Greene invented and patented The Baby Saver, a black box that monitors how a baby is doing in the back seat of a car and to help make sure no one ever forgets the child is sitting there.

“If it detects that the baby is going into heatstroke, it sends an alert to the parents,” Greene said.

She said she came up with the idea after hearing about a baby dying in a hot car.

“(It’s) such an avoidable problem,” Greene said.

So she got to work.

“You’re able to program the device,” she said.

It has GPS, instant texting and it will even alert police if there’s an issue with the exact location of the baby.

“I mean, everybody forgets,” Greene said.

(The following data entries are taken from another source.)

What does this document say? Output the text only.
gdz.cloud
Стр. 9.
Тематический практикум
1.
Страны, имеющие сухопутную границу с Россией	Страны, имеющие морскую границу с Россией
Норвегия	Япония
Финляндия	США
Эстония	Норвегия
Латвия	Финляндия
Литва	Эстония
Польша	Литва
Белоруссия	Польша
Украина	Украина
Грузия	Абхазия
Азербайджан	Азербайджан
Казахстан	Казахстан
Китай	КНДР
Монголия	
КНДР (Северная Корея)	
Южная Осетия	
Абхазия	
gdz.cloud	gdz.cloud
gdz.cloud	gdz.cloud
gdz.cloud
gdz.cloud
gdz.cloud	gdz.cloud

With nearly 30 infant deaths a year nationally related to hot cars and more than 2,000 with sudden infant death syndrome, Greene said she hopes her invention will save lives.

“I’m so grateful I was given this opportunity to develop it,” she said.

Greene said that the next step is to make it smaller and to try to find a way to get on “Shark Tank” to promote the idea.

“I hope to get this developed into something that could be used in a real car and could save a child’s life,” she said.

Her idea now heads to the world competition.

Greene is heading to college at the University of California, Santa Cruz to play volleyball and study engineering. She said she will be taking some business classes, too, just in case her idea takes off.